Motum is passionate about the green and gold. He first represented Australia in the 2009 FIBA Under-19 World Championship in Auckland, going on to play for the Boomers at the 2014 FIBA Basketball World Cup in Spain. It didn’t take long to understand what the honour meant to him.
“It means everything to me! It’s a tremendous experience to play for your country.
“The guys you play with are high level guys and they all love putting on the green and gold just as much as you do and understand what it represents. It makes you proud because you’re putting the country on your back and going out there to play for your family, friends and every Australian.
“I’ve been fortunate enough to go to the World Cup, the Olympics and my goal is to do that again in the coming years. I give everything I have when I play in the green and gold.”
When asked if he would be making himself available for Boomers duty for both the World Cup in Beijing (August 2019) and Tokyo Olympics (2020), the response was loud and clear for this passionate Aussie.
“Ever since that last game in 2016 [losing the bronze medal game to Spain], I think it still remains a bit sour the way it ended.

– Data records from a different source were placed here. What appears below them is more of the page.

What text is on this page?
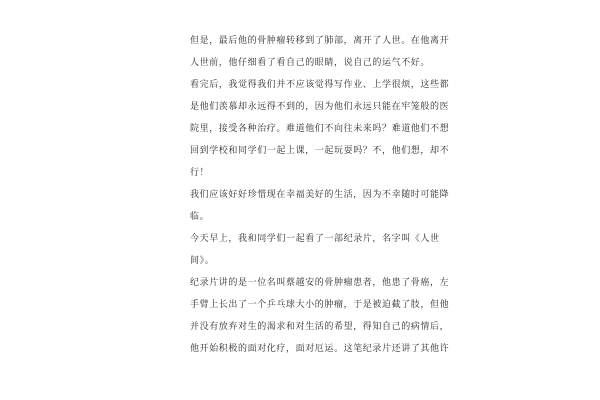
但是，最后他的骨肿瘤转移到了肺部，离开了人世。在他离开
人世前，他仔细看了看自己的眼睛，说自己的运气不好。
看完后，我觉得我们并不应该觉得写作业、上学很烦，这些都
是他们羡慕却永远得不到的，因为他们永远只能在牢笼般的医
院里，接受各种治疗。难道他们不向往未来吗？难道他们不想
回到学校和同学们一起上课，一起玩耍吗？不，他们想，却不
行！
我们应该好好珍惜现在幸福美好的生活，因为不幸随时可能降
临。
今天早上，我和同学们一起看了一部纪录片，名字叫《人世
间》。
纪录片讲的是一位名叫蔡越安的骨肿瘤患者，他患了骨癌，左
手臂上长出了一个乒乓球大小的肿瘤，于是被迫截了肢，但他
并没有放弃对生的渴求和对生活的希望，得知自己的病情后，
他开始积极的面对化疗，面对厄运。这笔纪录片还讲了其他许
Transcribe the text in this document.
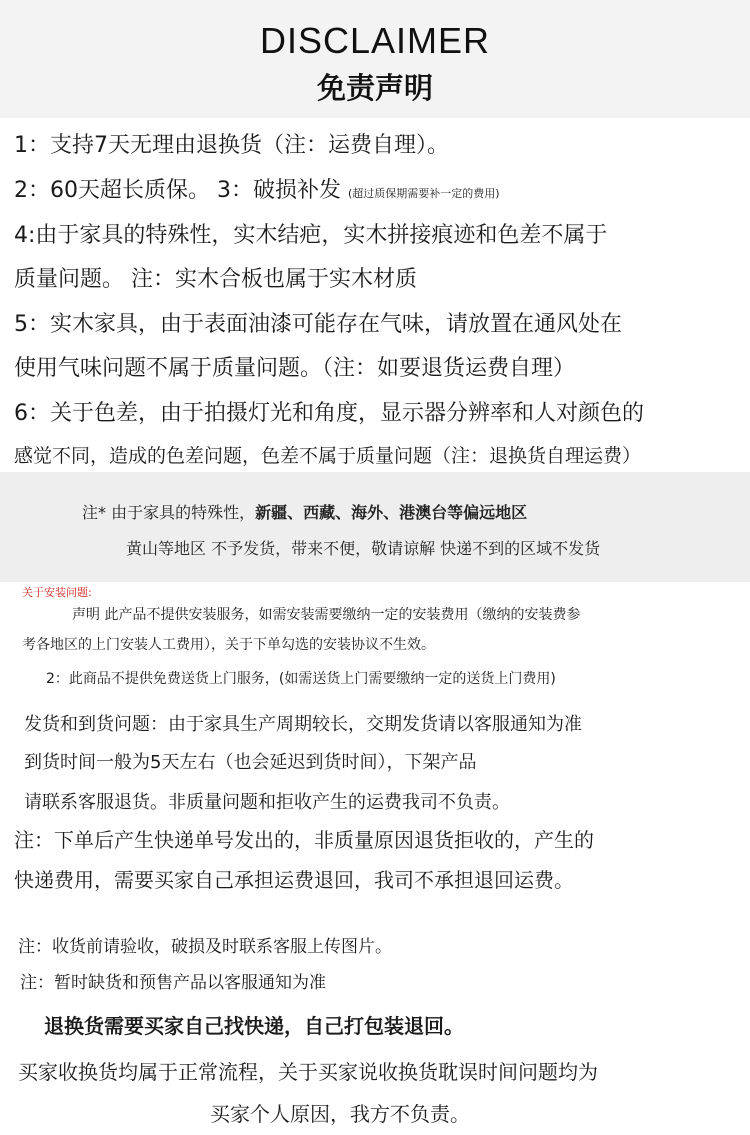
DISCLAIMER
免责声明
1：支持7天无理由退换货（注：运费自理）。
2：60天超长质保。 3：破损补发 (超过质保期需要补一定的费用)
4:由于家具的特殊性，实木结疤，实木拼接痕迹和色差不属于
质量问题。 注：实木合板也属于实木材质
5：实木家具，由于表面油漆可能存在气味，请放置在通风处在
使用气味问题不属于质量问题。（注：如要退货运费自理）
6：关于色差，由于拍摄灯光和角度，显示器分辨率和人对颜色的
感觉不同，造成的色差问题，色差不属于质量问题（注：退换货自理运费）
注* 由于家具的特殊性，新疆、西藏、海外、港澳台等偏远地区
黄山等地区 不予发货，带来不便，敬请谅解 快递不到的区域不发货
关于安装问题:
声明 此产品不提供安装服务，如需安装需要缴纳一定的安装费用（缴纳的安装费参
考各地区的上门安装人工费用），关于下单勾选的安装协议不生效。
2：此商品不提供免费送货上门服务，(如需送货上门需要缴纳一定的送货上门费用)
发货和到货问题：由于家具生产周期较长，交期发货请以客服通知为准
到货时间一般为5天左右（也会延迟到货时间），下架产品
请联系客服退货。非质量问题和拒收产生的运费我司不负责。
注：下单后产生快递单号发出的，非质量原因退货拒收的，产生的
快递费用，需要买家自己承担运费退回，我司不承担退回运费。
注：收货前请验收，破损及时联系客服上传图片。
注：暂时缺货和预售产品以客服通知为准
退换货需要买家自己找快递，自己打包装退回。
买家收换货均属于正常流程，关于买家说收换货耽误时间问题均为
买家个人原因，我方不负责。
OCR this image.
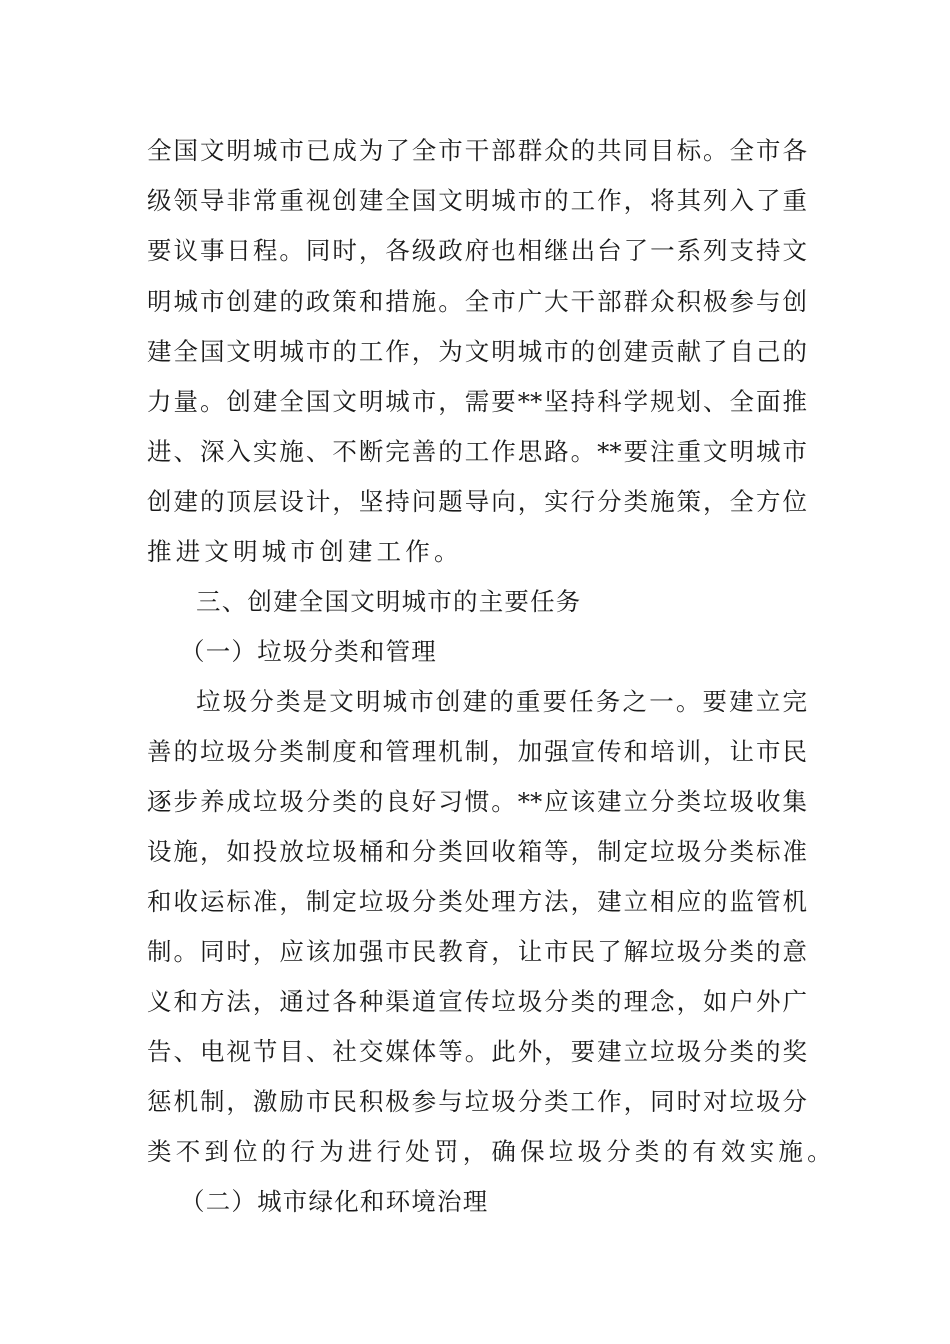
全国文明城市已成为了全市干部群众的共同目标。全市各
级领导非常重视创建全国文明城市的工作，将其列入了重
要议事日程。同时，各级政府也相继出台了一系列支持文
明城市创建的政策和措施。全市广大干部群众积极参与创
建全国文明城市的工作，为文明城市的创建贡献了自己的
力量。创建全国文明城市，需要**坚持科学规划、全面推
进、深入实施、不断完善的工作思路。**要注重文明城市
创建的顶层设计，坚持问题导向，实行分类施策，全方位
推进文明城市创建工作。
三、创建全国文明城市的主要任务
（一）垃圾分类和管理
垃圾分类是文明城市创建的重要任务之一。要建立完
善的垃圾分类制度和管理机制，加强宣传和培训，让市民
逐步养成垃圾分类的良好习惯。**应该建立分类垃圾收集
设施，如投放垃圾桶和分类回收箱等，制定垃圾分类标准
和收运标准，制定垃圾分类处理方法，建立相应的监管机
制。同时，应该加强市民教育，让市民了解垃圾分类的意
义和方法，通过各种渠道宣传垃圾分类的理念，如户外广
告、电视节目、社交媒体等。此外，要建立垃圾分类的奖
惩机制，激励市民积极参与垃圾分类工作，同时对垃圾分
类不到位的行为进行处罚，确保垃圾分类的有效实施。
（二）城市绿化和环境治理
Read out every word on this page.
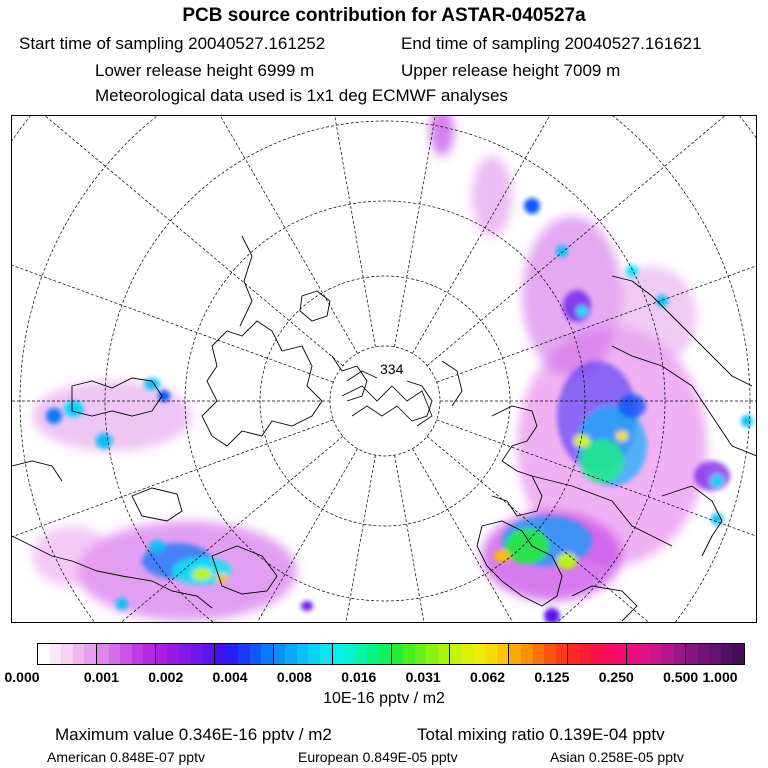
PCB source contribution for ASTAR-040527a
Start time of sampling 20040527.161252	End time of sampling 20040527.161621
Lower release height 6999 m	Upper release height 7009 m
Meteorological data used is 1x1 deg ECMWF analyses
334
0.000	0.001 0.002 0.004 0.008 0.016 0.031 0.062 0.125 0.250 0.500 1.000
10E-16 pptv / m2
Maximum value 0.346E-16 pptv / m2	Total mixing ratio 0.139E-04 pptv
American 0.848E-07 pptv	European 0.849E-05 pptv	Asian 0.258E-05 pptv
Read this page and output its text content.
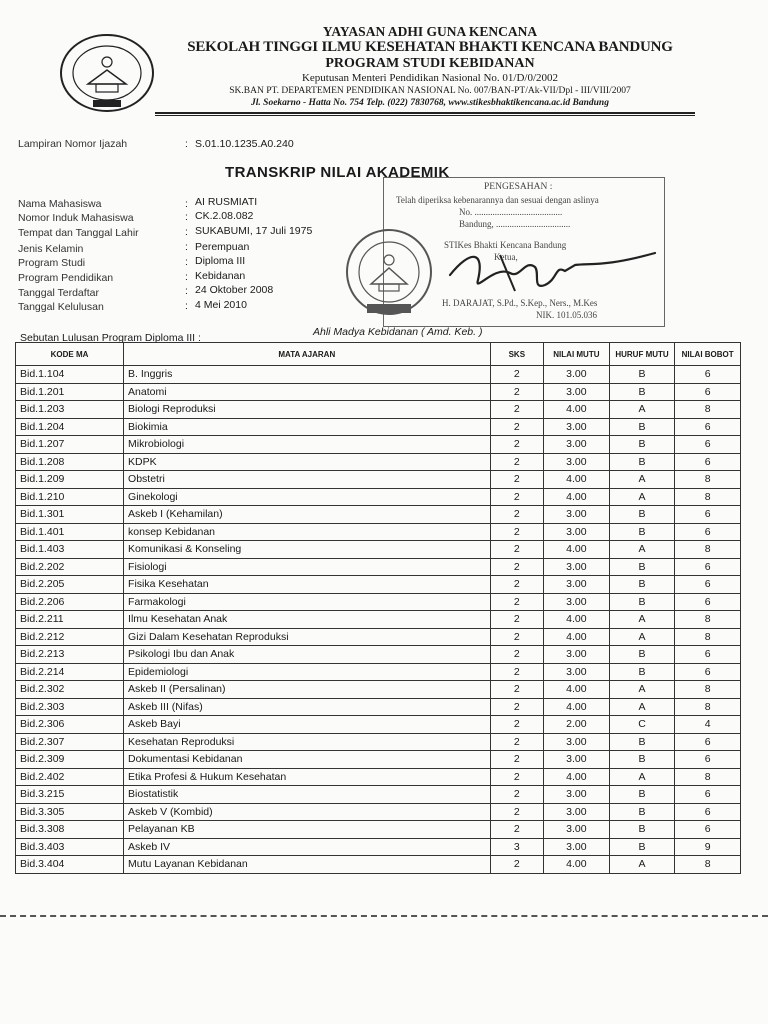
YAYASAN ADHI GUNA KENCANA
SEKOLAH TINGGI ILMU KESEHATAN BHAKTI KENCANA BANDUNG
PROGRAM STUDI KEBIDANAN
Keputusan Menteri Pendidikan Nasional No. 01/D/0/2002
SK.BAN PT. DEPARTEMEN PENDIDIKAN NASIONAL No. 007/BAN-PT/Ak-VII/Dpl - III/VIII/2007
Jl. Soekarno - Hatta No. 754 Telp. (022) 7830768, www.stikesbhaktikencana.ac.id Bandung
Lampiran Nomor Ijazah	: S.01.10.1235.A0.240
TRANSKRIP NILAI AKADEMIK
Nama Mahasiswa	: AI RUSMIATI
Nomor Induk Mahasiswa	: CK.2.08.082
Tempat dan Tanggal Lahir	: SUKABUMI, 17 Juli 1975
Jenis Kelamin	: Perempuan
Program Studi	: Diploma III
Program Pendidikan	: Kebidanan
Tanggal Terdaftar	: 24 Oktober 2008
Tanggal Kelulusan	: 4 Mei 2010
PENGESAHAN :
Telah diperiksa kebenarannya dan sesuai dengan aslinya
No. .......................................
Bandung, .................................
STIKes Bhakti Kencana Bandung
Ketua,
H. DARAJAT, S.Pd., S.Kep., Ners., M.Kes
NIK. 101.05.036
Sebutan Lulusan Program Diploma III :	Ahli Madya Kebidanan ( Amd. Keb. )
KODE MA	MATA AJARAN	SKS	NILAI MUTU	HURUF MUTU	NILAI BOBOT
Bid.1.104	B. Inggris	2	3.00	B	6
Bid.1.201	Anatomi	2	3.00	B	6
Bid.1.203	Biologi Reproduksi	2	4.00	A	8
Bid.1.204	Biokimia	2	3.00	B	6
Bid.1.207	Mikrobiologi	2	3.00	B	6
Bid.1.208	KDPK	2	3.00	B	6
Bid.1.209	Obstetri	2	4.00	A	8
Bid.1.210	Ginekologi	2	4.00	A	8
Bid.1.301	Askeb I (Kehamilan)	2	3.00	B	6
Bid.1.401	konsep Kebidanan	2	3.00	B	6
Bid.1.403	Komunikasi & Konseling	2	4.00	A	8
Bid.2.202	Fisiologi	2	3.00	B	6
Bid.2.205	Fisika Kesehatan	2	3.00	B	6
Bid.2.206	Farmakologi	2	3.00	B	6
Bid.2.211	Ilmu Kesehatan Anak	2	4.00	A	8
Bid.2.212	Gizi Dalam Kesehatan Reproduksi	2	4.00	A	8
Bid.2.213	Psikologi Ibu dan Anak	2	3.00	B	6
Bid.2.214	Epidemiologi	2	3.00	B	6
Bid.2.302	Askeb II (Persalinan)	2	4.00	A	8
Bid.2.303	Askeb III (Nifas)	2	4.00	A	8
Bid.2.306	Askeb Bayi	2	2.00	C	4
Bid.2.307	Kesehatan Reproduksi	2	3.00	B	6
Bid.2.309	Dokumentasi Kebidanan	2	3.00	B	6
Bid.2.402	Etika Profesi & Hukum Kesehatan	2	4.00	A	8
Bid.3.215	Biostatistik	2	3.00	B	6
Bid.3.305	Askeb V (Kombid)	2	3.00	B	6
Bid.3.308	Pelayanan KB	2	3.00	B	6
Bid.3.403	Askeb IV	3	3.00	B	9
Bid.3.404	Mutu Layanan Kebidanan	2	4.00	A	8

We were so close, but hopefully we can take the next step and finally get that elusive medal for Australia.
“It’s not any different to any other game when I play for the Boomers because that will to win supersedes all of that, but it was definitely tough being a part of that game and group.”
Having had the opportunity to play with so many teammates, I was interested in key individuals who had impacted or influenced him throughout his career.
“Kevin Pangos was a great teammate of mine when I was at Žalgiris,” explained Motum.
“He is a point guard and now plays at Barcelona. We were rivals at college where he went to Gonzaga, and he was one guy who I remember as a great teammate.
“Anthony Petrie was a great teammate when I was in Adelaide. He is one of my favourite teammates throughout my career. Just a great guy on and off the court.”
He also mentioned Klay Thompson, a former teammate at Washington State, who had been influential throughout his career
For a player who has played across the globe at the highest level, Motum’s message for success was simple but one for all.
“Belief in yourself – when I was growing up I kept reminding myself that there was no other option. I wanted to play professional basketball and I set goals to reach that.
“Step-by-step you can see progress being made and once you make it you can see where you came from.”